73. A method for the identification of genomic regions involved in the development of cancer comprising the steps of:

a) performing retroviral insertional mutagenesis of a subject, comprising infecting said subject with a tumor inducing retrovirus;

b) isolating chromosomal DNA from tumors developed in the infected subject;

c) digesting said chromosomal DNA with a restriction enzyme capable of cutting at least once in the DNA sequence of said tumor inducing retrovirus and at least once in the chromosomal DNA of said subject;

d) ligating the digested DNA to circular DNA;

e) amplifying the chromosomal DNA fragment flanking the retroviral DNA sequence by performing a first PCR reaction with said circular DNA using a first set of retrovirus-specific primers and performing a second nested PCR with the product of said first PCR reaction using a second nested set of retrovirus-specific primers, and

f) directly determining the nucleotide sequence of said chromosomal DNA fragment, and optionally comparing said nucleotide sequences with known sequences in a database to yield the genomic region involved in the development of cancer.
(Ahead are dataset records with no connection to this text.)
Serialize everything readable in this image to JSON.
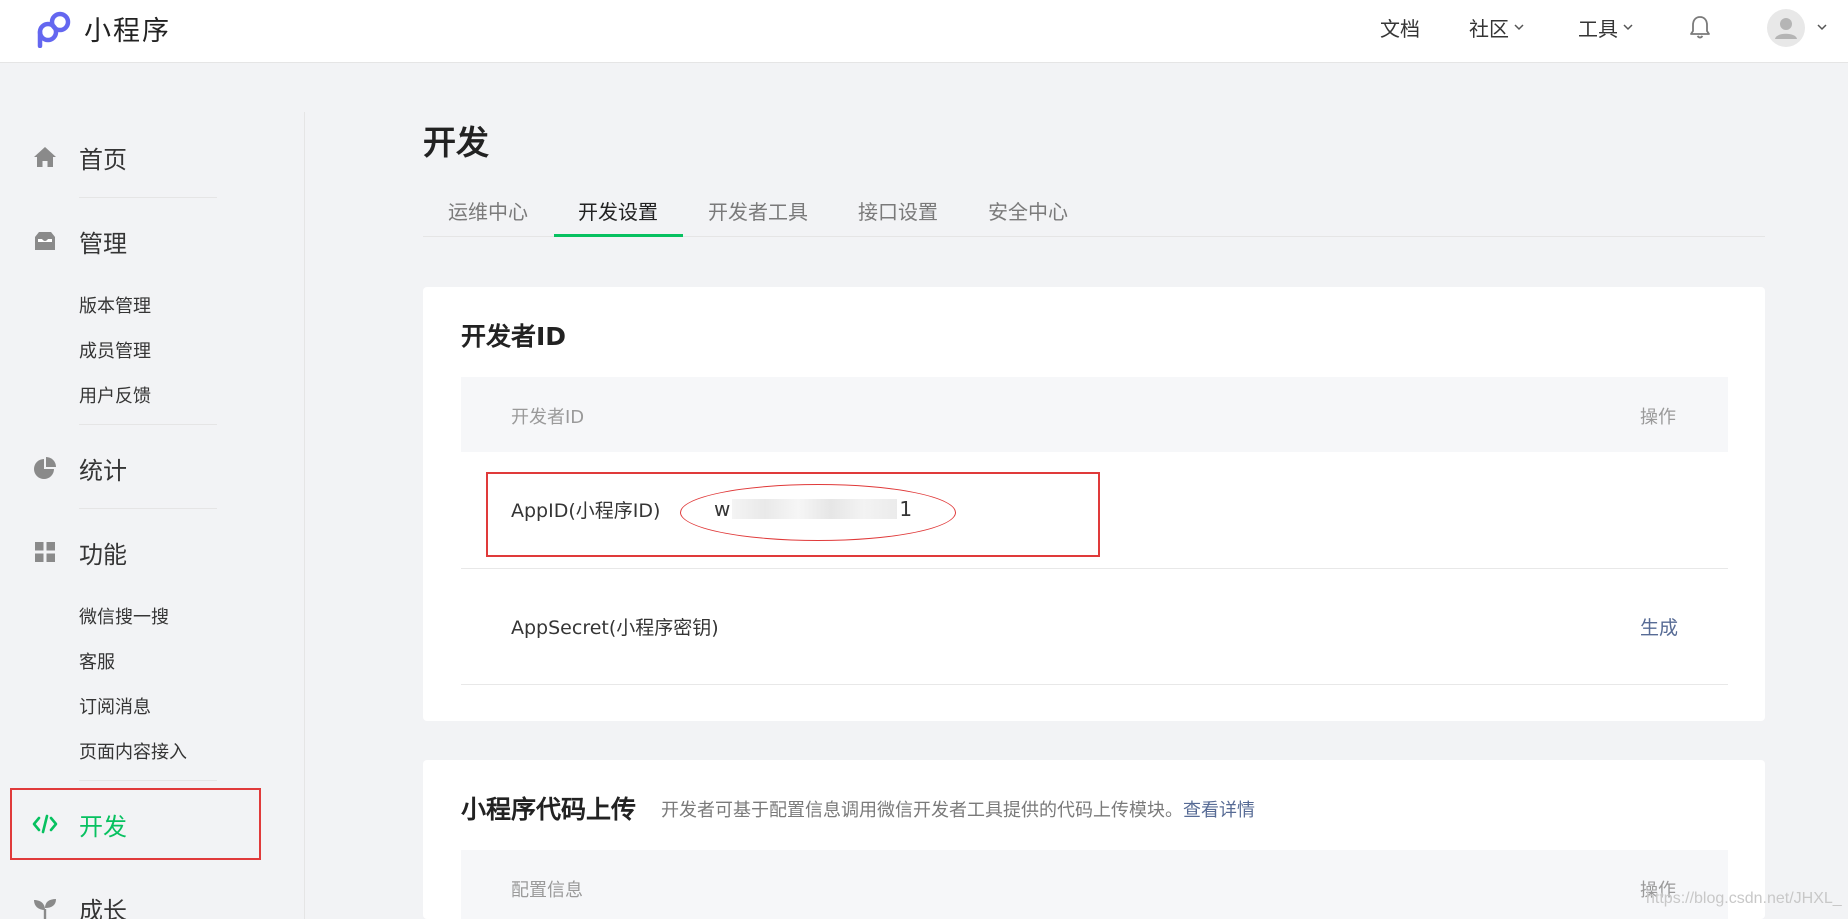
{
  "header": {
    "brand": "小程序",
    "nav": [
      {
        "label": "文档",
        "has_dropdown": false
      },
      {
        "label": "社区",
        "has_dropdown": true
      },
      {
        "label": "工具",
        "has_dropdown": true
      }
    ],
    "icons": [
      "notification-bell-icon",
      "user-avatar-icon"
    ]
  },
  "sidebar": {
    "sections": [
      {
        "label": "首页",
        "icon": "home-icon"
      },
      {
        "label": "管理",
        "icon": "inbox-icon",
        "items": [
          "版本管理",
          "成员管理",
          "用户反馈"
        ]
      },
      {
        "label": "统计",
        "icon": "pie-chart-icon"
      },
      {
        "label": "功能",
        "icon": "grid-icon",
        "items": [
          "微信搜一搜",
          "客服",
          "订阅消息",
          "页面内容接入"
        ]
      },
      {
        "label": "开发",
        "icon": "code-icon",
        "active": true
      },
      {
        "label": "成长",
        "icon": "sprout-icon"
      }
    ]
  },
  "main": {
    "title": "开发",
    "tabs": [
      "运维中心",
      "开发设置",
      "开发者工具",
      "接口设置",
      "安全中心"
    ],
    "active_tab": "开发设置",
    "developer_id_card": {
      "title": "开发者ID",
      "columns": [
        "开发者ID",
        "操作"
      ],
      "rows": [
        {
          "label": "AppID(小程序ID)",
          "value_start": "w",
          "value_end": "1",
          "action": ""
        },
        {
          "label": "AppSecret(小程序密钥)",
          "action": "生成"
        }
      ]
    },
    "upload_card": {
      "title": "小程序代码上传",
      "description": "开发者可基于配置信息调用微信开发者工具提供的代码上传模块。",
      "link": "查看详情",
      "columns": [
        "配置信息",
        "操作"
      ]
    }
  },
  "watermark": "https://blog.csdn.net/JHXL_",
  "colors": {
    "accent_green": "#07c160",
    "link_blue": "#576b95",
    "annotation_red": "#e03a3a"
  }
}
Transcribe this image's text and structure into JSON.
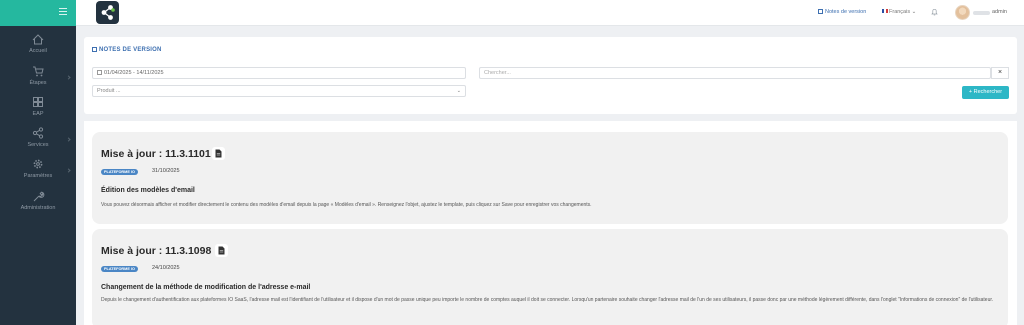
{
  "sidebar": {
    "items": [
      {
        "label": "Accueil",
        "icon": "home-icon"
      },
      {
        "label": "Étapes",
        "icon": "cart-icon"
      },
      {
        "label": "EAP",
        "icon": "grid-icon"
      },
      {
        "label": "Services",
        "icon": "share-icon"
      },
      {
        "label": "Paramètres",
        "icon": "gear-icon"
      },
      {
        "label": "Administration",
        "icon": "wrench-icon"
      }
    ]
  },
  "topbar": {
    "release_notes_label": "Notes de version",
    "language_label": "Français",
    "user_name": "admin"
  },
  "filters": {
    "section_title": "NOTES DE VERSION",
    "date_range": "01/04/2025 - 14/11/2025",
    "search_placeholder": "Chercher...",
    "clear_label": "×",
    "product_placeholder": "Produit ...",
    "search_button_label": "+ Rechercher"
  },
  "updates": [
    {
      "title": "Mise à jour : 11.3.1101",
      "badge": "PLATEFORME IO",
      "date": "31/10/2025",
      "heading": "Édition des modèles d'email",
      "description": "Vous pouvez désormais afficher et modifier directement le contenu des modèles d'email depuis la page « Modèles d'email ». Renseignez l'objet, ajustez le template, puis cliquez sur Save pour enregistrer vos changements."
    },
    {
      "title": "Mise à jour : 11.3.1098",
      "badge": "PLATEFORME IO",
      "date": "24/10/2025",
      "heading": "Changement de la méthode de modification de l'adresse e-mail",
      "description": "Depuis le changement d'authentification aux plateformes IO SaaS, l'adresse mail est l'identifiant de l'utilisateur et il dispose d'un mot de passe unique peu importe le nombre de comptes auquel il doit se connecter. Lorsqu'un partenaire souhaite changer l'adresse mail de l'un de ses utilisateurs, il passe donc par une méthode légèrement différente, dans l'onglet \"Informations de connexion\" de l'utilisateur."
    }
  ]
}
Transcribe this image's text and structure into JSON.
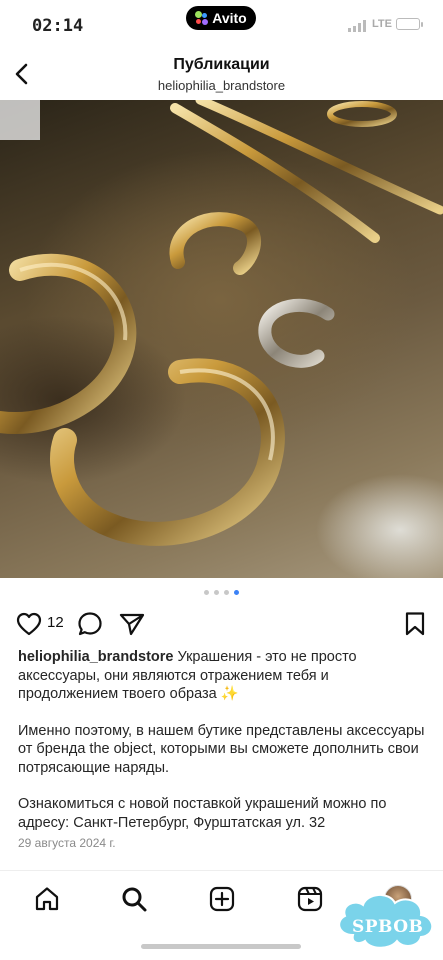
{
  "status": {
    "time": "02:14",
    "app_badge": "Avito",
    "network": "LTE"
  },
  "header": {
    "title": "Публикации",
    "subtitle": "heliophilia_brandstore"
  },
  "post": {
    "likes": "12",
    "carousel": {
      "count": 4,
      "active": 3
    },
    "caption": {
      "username": "heliophilia_brandstore",
      "text1": " Украшения - это не просто аксессуары, они являются отражением тебя и продолжением твоего образа ✨",
      "text2": "Именно поэтому, в нашем бутике представлены аксессуары от бренда the object, которыми вы сможете дополнить свои потрясающие наряды.",
      "text3": "Ознакомиться с новой поставкой украшений  можно по адресу: Санкт-Петербург, Фурштатская ул. 32"
    },
    "date": "29 августа 2024 г."
  },
  "icons": {
    "back": "chevron-left-icon",
    "like": "heart-icon",
    "comment": "comment-icon",
    "share": "send-icon",
    "save": "bookmark-icon",
    "sound": "speaker-icon"
  },
  "tabs": [
    "home",
    "search",
    "create",
    "reels",
    "profile"
  ],
  "watermark": "SPBOB",
  "colors": {
    "accent_dot": "#3b82f6",
    "watermark": "#7ad3ea"
  }
}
74. A method for the identification of common virus integration sites in the development of cancer comprising the steps of

a) performing the method of claim 73;

b) designing genomic region-specific amplification primers;

c) isolating nucleic acids from at least two tumors to be analysed for the presence of a common virus integration site;

d) performing an amplification reaction with said nucleic acids using a set of nested primers comprising genomic region-specific primers and retrovirus-specific primers, and

e) blotting the amplification products and separately hybridizing the resulting blot with a retrovirus-specific probe and a genomic region-specific probe to determine the presence of common virus integration sites between said tumors.

75. A set of genomic regions obtainable by a method according to claim 74, wherein said genomic regions comprise at least 2 murine genomic regions selected from the group consisting of Adam11, Akap7, Arpgap14 , Bomb, Cd24a, Cish2, Cig5, Clic3, Cra, Dermo1, EMILIN, Flj20489, Galnt5, Hook, Ier5, IL16, Iprg1, Itgp, Kcnk5, lrrc2, Ltb, Mb11, Mrc1, Mtap7, Ninj2, Nrld1, Pcdh9, Prdx2, Prps1, Pdi1, Ptgd3, Rgl1, Sardh, Scya4, Slc16A6, Swap70, Txnip, Trim46, Tnfrsf17 and Ub13, more preferably comprising at least 2, murine genomic regions selected from the group consisting of Cd24a, Cish2, Cra, Ltb and Prdx2.